Each month we will post the recipe here that is featured in the cooking video.

My Mom’s Two Quick and Easy Chicken Dishes 

#1 I Am Not Sure What to Call it (Sweet and Sourish Chicken?) But It’s A Real Tasty Baked Chicken Recipe 

After baked, the chicken will be bubbling around the edges and darker in color.
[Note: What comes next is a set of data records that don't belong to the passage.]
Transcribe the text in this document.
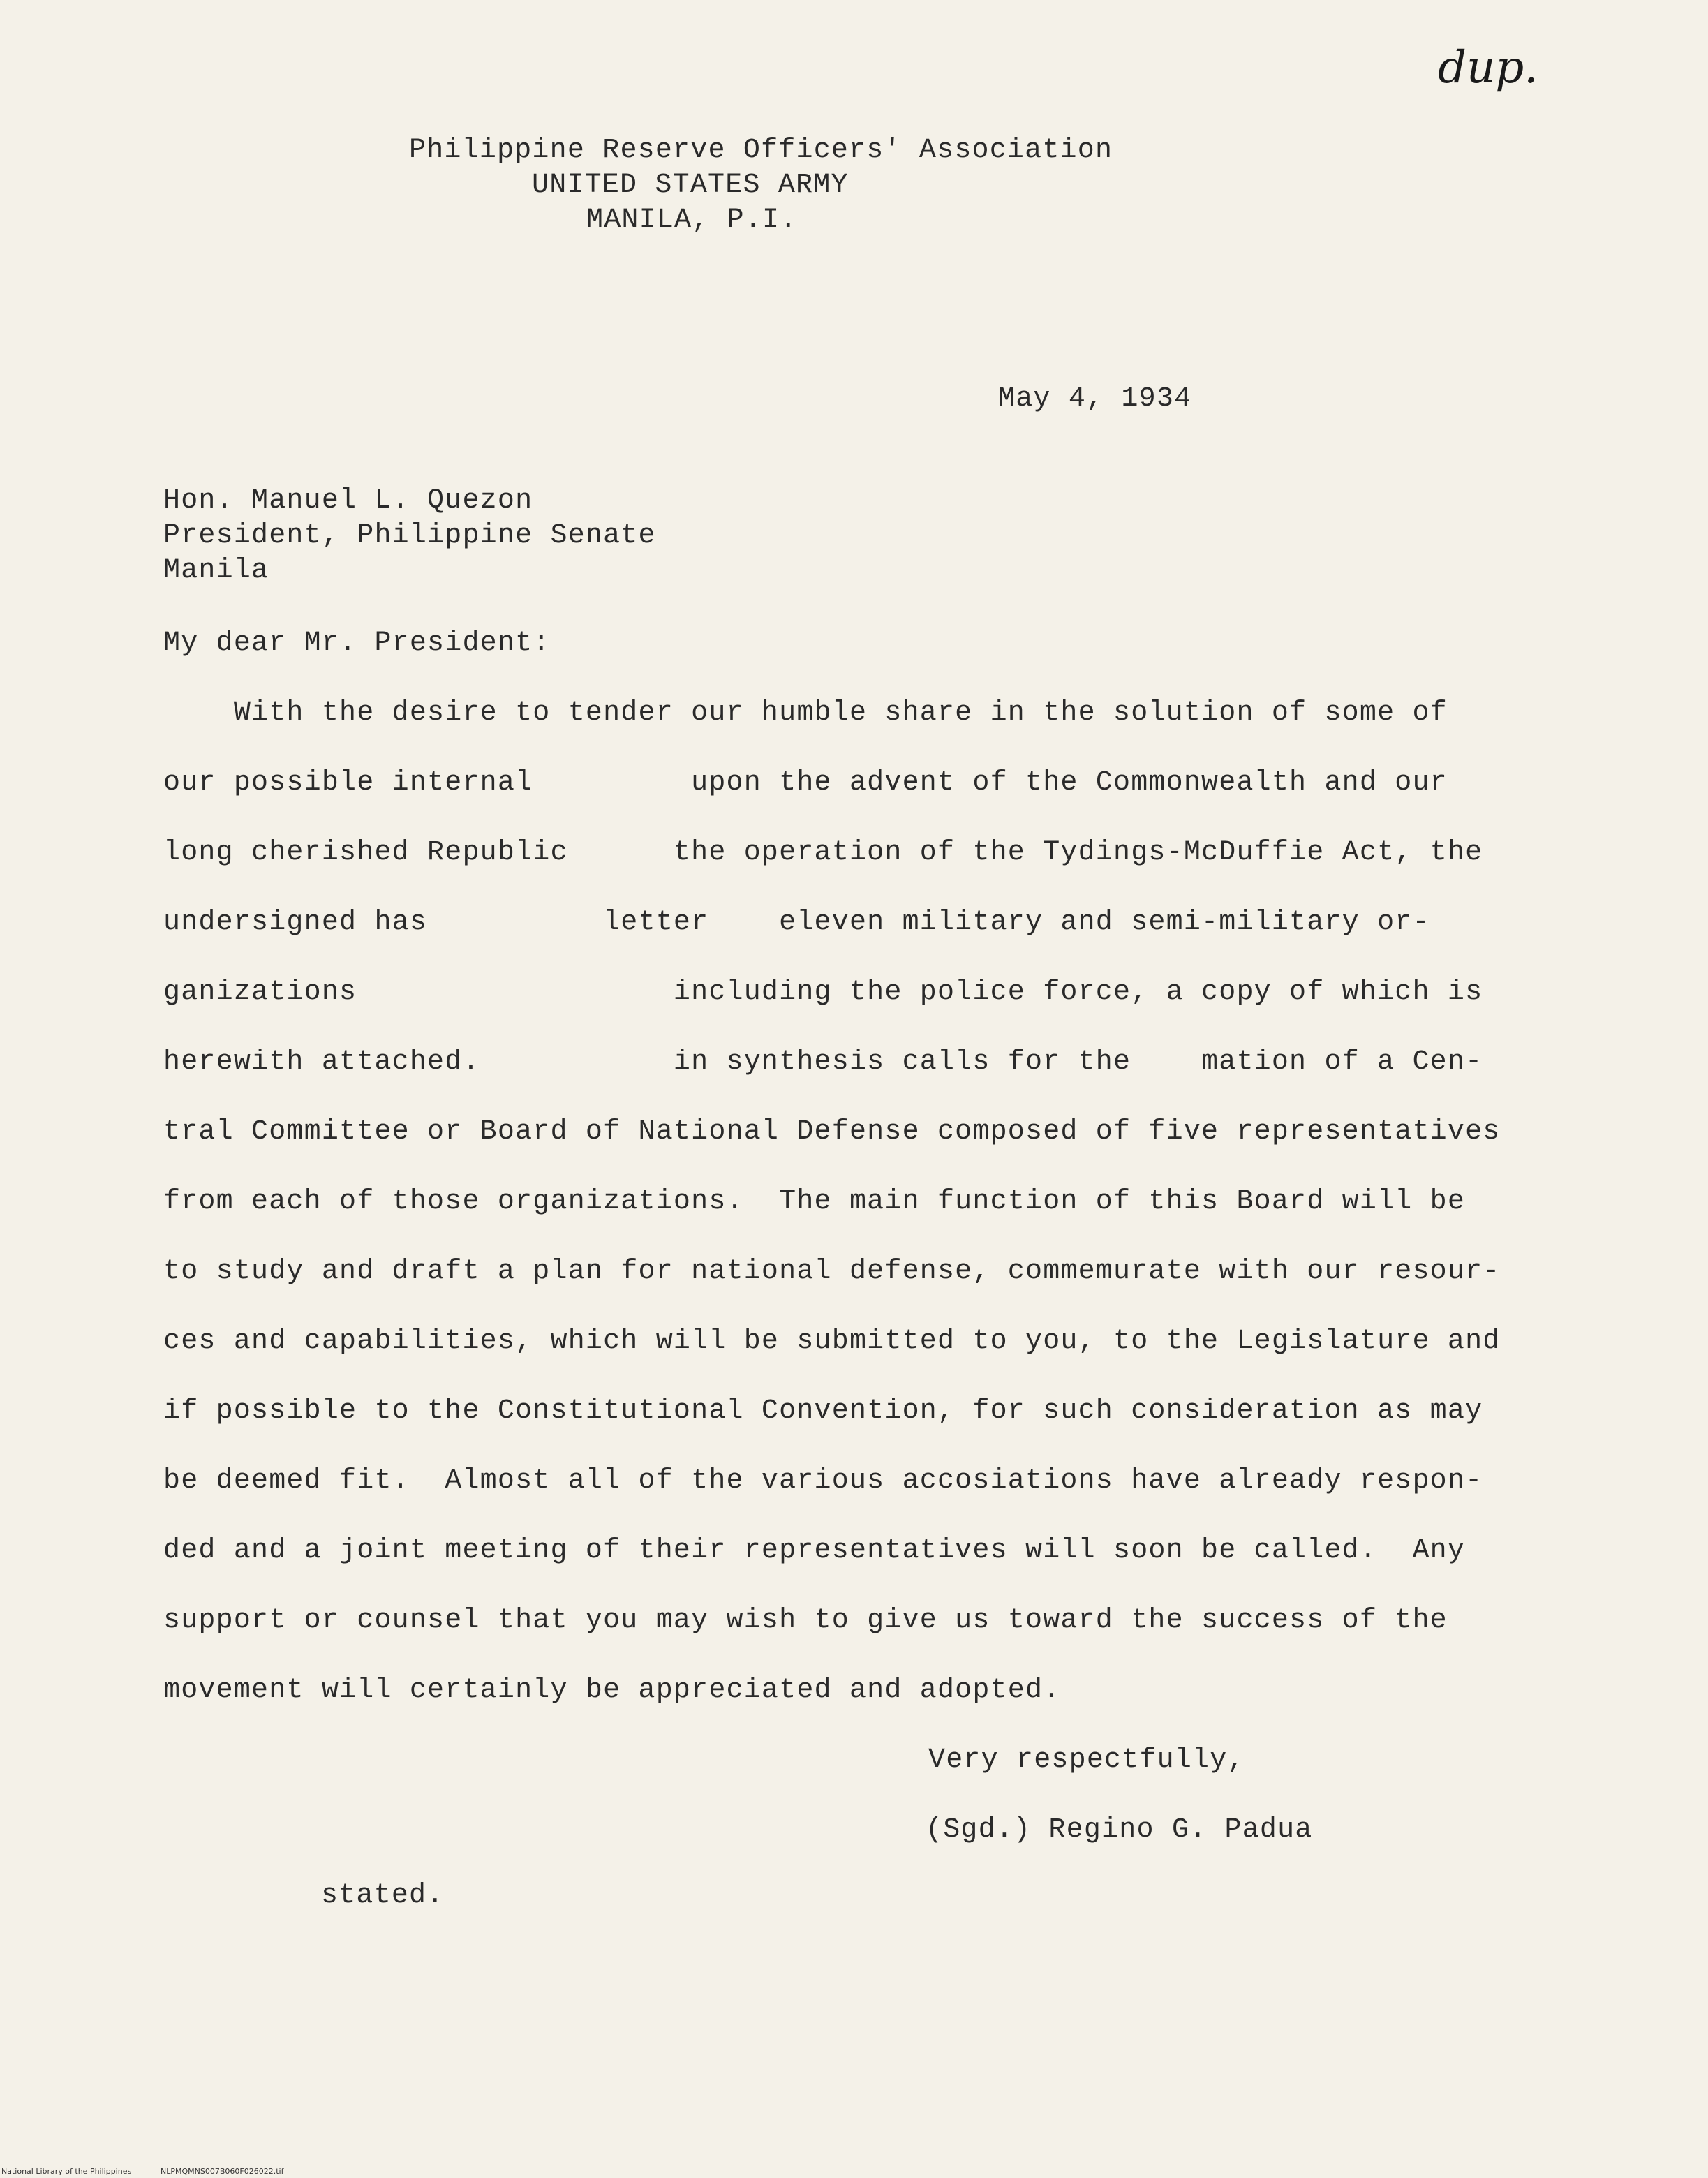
dup.
Philippine Reserve Officers' Association
UNITED STATES ARMY
MANILA, P.I.
May 4, 1934
Hon. Manuel L. Quezon
President, Philippine Senate
Manila
My dear Mr. President:
With the desire to tender our humble share in the solution of some of
our possible internal         upon the advent of the Commonwealth and our
long cherished Republic      the operation of the Tydings-McDuffie Act, the
undersigned has          letter    eleven military and semi-military or-
ganizations                  including the police force, a copy of which is
herewith attached.           in synthesis calls for the    mation of a Cen-
tral Committee or Board of National Defense composed of five representatives
from each of those organizations.  The main function of this Board will be
to study and draft a plan for national defense, commemurate with our resour-
ces and capabilities, which will be submitted to you, to the Legislature and
if possible to the Constitutional Convention, for such consideration as may
be deemed fit.  Almost all of the various accosiations have already respon-
ded and a joint meeting of their representatives will soon be called.  Any
support or counsel that you may wish to give us toward the success of the
movement will certainly be appreciated and adopted.
Very respectfully,
(Sgd.) Regino G. Padua
stated.
National Library of the Philippines	NLPMQMNS007B060F026022.tif
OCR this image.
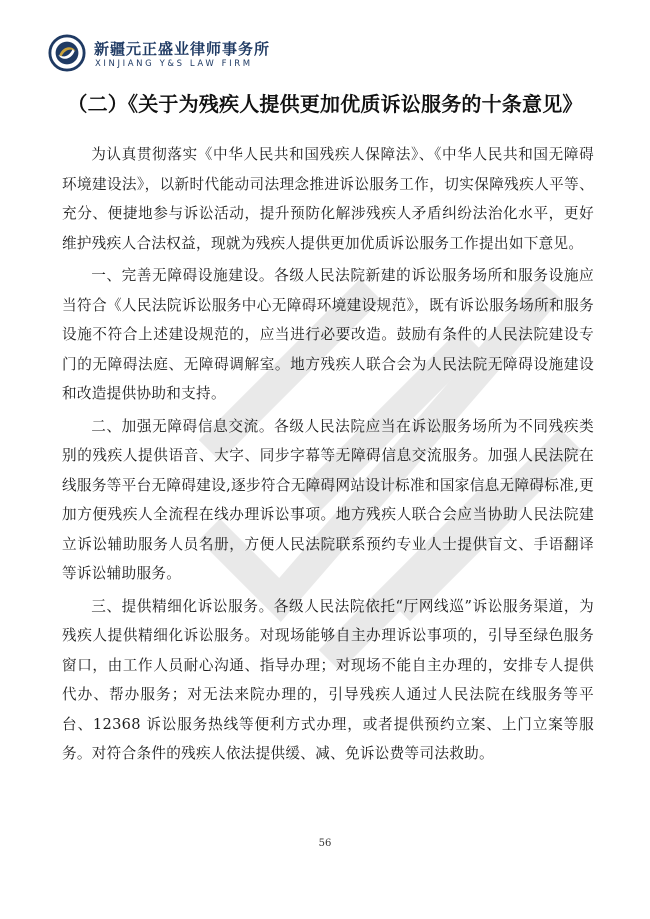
新疆元正盛业律师事务所
XINJIANG Y&S LAW FIRM
（二）《关于为残疾人提供更加优质诉讼服务的十条意见》

为认真贯彻落实《中华人民共和国残疾人保障法》、《中华人民共和国无障碍环境建设法》，以新时代能动司法理念推进诉讼服务工作，切实保障残疾人平等、充分、便捷地参与诉讼活动，提升预防化解涉残疾人矛盾纠纷法治化水平，更好维护残疾人合法权益，现就为残疾人提供更加优质诉讼服务工作提出如下意见。

一、完善无障碍设施建设。各级人民法院新建的诉讼服务场所和服务设施应当符合《人民法院诉讼服务中心无障碍环境建设规范》，既有诉讼服务场所和服务设施不符合上述建设规范的，应当进行必要改造。鼓励有条件的人民法院建设专门的无障碍法庭、无障碍调解室。地方残疾人联合会为人民法院无障碍设施建设和改造提供协助和支持。

二、加强无障碍信息交流。各级人民法院应当在诉讼服务场所为不同残疾类别的残疾人提供语音、大字、同步字幕等无障碍信息交流服务。加强人民法院在线服务等平台无障碍建设,逐步符合无障碍网站设计标准和国家信息无障碍标准,更加方便残疾人全流程在线办理诉讼事项。地方残疾人联合会应当协助人民法院建立诉讼辅助服务人员名册，方便人民法院联系预约专业人士提供盲文、手语翻译等诉讼辅助服务。

三、提供精细化诉讼服务。各级人民法院依托“厅网线巡”诉讼服务渠道，为残疾人提供精细化诉讼服务。对现场能够自主办理诉讼事项的，引导至绿色服务窗口，由工作人员耐心沟通、指导办理；对现场不能自主办理的，安排专人提供代办、帮办服务；对无法来院办理的，引导残疾人通过人民法院在线服务等平台、12368 诉讼服务热线等便利方式办理，或者提供预约立案、上门立案等服务。对符合条件的残疾人依法提供缓、减、免诉讼费等司法救助。

56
After baked, the chicken will be bubbling around the edges and darker in color.

Ingredients: 
1 can of Whole Berry Cranberry Sauce 
1 package of Lipton Onion Soup Mix 
1 bottle of French Salad Dressing 
5 to 6 boneless skinless chicken breasts trimmed and cut in halves 
Non Stick cooking spray 
1 9X13 baking dish either Pyrex or metal 

Directions: 
Preheat your oven to 350 degrees Fahrenheit and spray one 9X13 inch or larger baking dish with non-stick cooking spray. Open the cranberry sauce, the soup mix and the salad dressing and combine these three in a large mixing bowl until well mixed. The sauce mixture should be orangish red in color. Place the pieces of chicken in the bowl and mix them until they are well coated. Pour the entire contents of the bowl into your baking dish. Move the chicken around until the pieces are evenly spread across the baking dish. Place this on the middle rack of your oven and bake for 35 minutes. After 35 minutes carefully use a large spoon to pour the sauce over each chicken piece from the sauce in the baking dish and bake another 10 to 20 minutes or until the chicken is done and firm to the touch. Remove from the oven and serve. This dish goes well over rice. 

#2 Mushroom Chicken 

When cooked, the sauce will be bubbling and the mushrooms golden.

When cooked, the sauce will be bubbling and the mushrooms golden.

Ingredients: 
1 can of cream of mushroom soup 
1 can of cream of chicken soup 
1 8oz container of fresh white button mushrooms OR 2 small cans of mushrooms 
1/2 cup of sweet or dry vermouth 
1/2 cup of heavy cream or half and half 
5 to 6 boneless skinless chicken breasts trimmed and cut into halves 
Salt and pepper 
Nonstick cooking spray 
1 9X13 baking dish either Pyrex or metal 

Directions: 
Preheat your oven to 350 degrees Fahrenheit. Clean and slice mushrooms thinly. Trim the chicken and cut it into halves then set aside. Combine the cream of mushroom soup, cream of chicken soup, sliced mushrooms, vermouth and heavy cream or half and half in a bowl until well combined. Put the chicken into the bowl and toss until the chicken is well coated. Pour entire contents of bowl into the baking dish and use a spoon to spread everything around so all of the chicken pieces are evenly spread across the dish. Place in the oven and bake uncovered at 350 degrees for 50 to 60 minutes. When chicken is firm to the touch it is done. Remove it from the oven and spoon sauce from the pan over each piece of chicken. Serve immediately. Goes well with oven roasted potatoes or mashed potatoes.